Hello, I’m Abiel. I am an undergraduate computer engineer at FIU.

My primary focus lies in hardware-aware programming to accelerate machine learning inference. Often utilizing CUDA, C++, and PyTorch alongside profiling tools to guide my optimizations.

I am motivated by the human experience my optimizations bring to the end-user and the real-time feedback loop of collaborating on unsolved problems, especially in real-time systems for embodied AI.

Background

Previously interned at NVIDIA on the ChipNemo team. I also worked at FIU's Applied Research Center under Dr. Himanshu Upadhyay.

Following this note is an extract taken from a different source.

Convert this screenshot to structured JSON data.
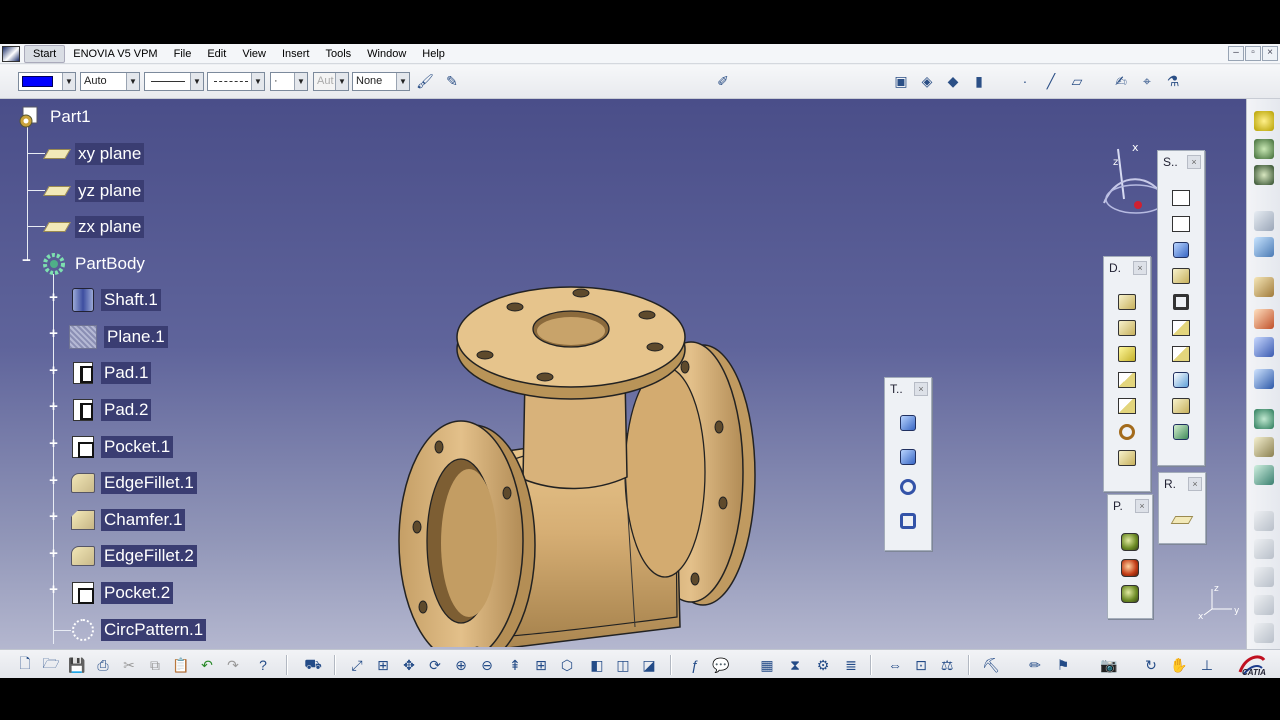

In both roles, I built LLM serving, retrieval, and deployment infrastructure and experimented with compiler front-ends for domain-specific languages.

Activity

Currently: Working on flash-recon, real-time monocular SLAM with custom fused CUDA kernels, Gaussian Splatting, and DepthAnythingV2 on a single GPU. link
Feb 2026: Built pperf, a hierarchical profiler for hunting bottlenecks in complex GPU systems. link
Feb 2026: Published a technical deep dive showing how I reduced computer vision pipeline latency from 22ms to 11.3ms with microsecond consistency. link
Nov 2025: Excited to share that I will be joining Apple AIML this summer as a Machine Learning Intern, possibly working on efficient on-device computer vision!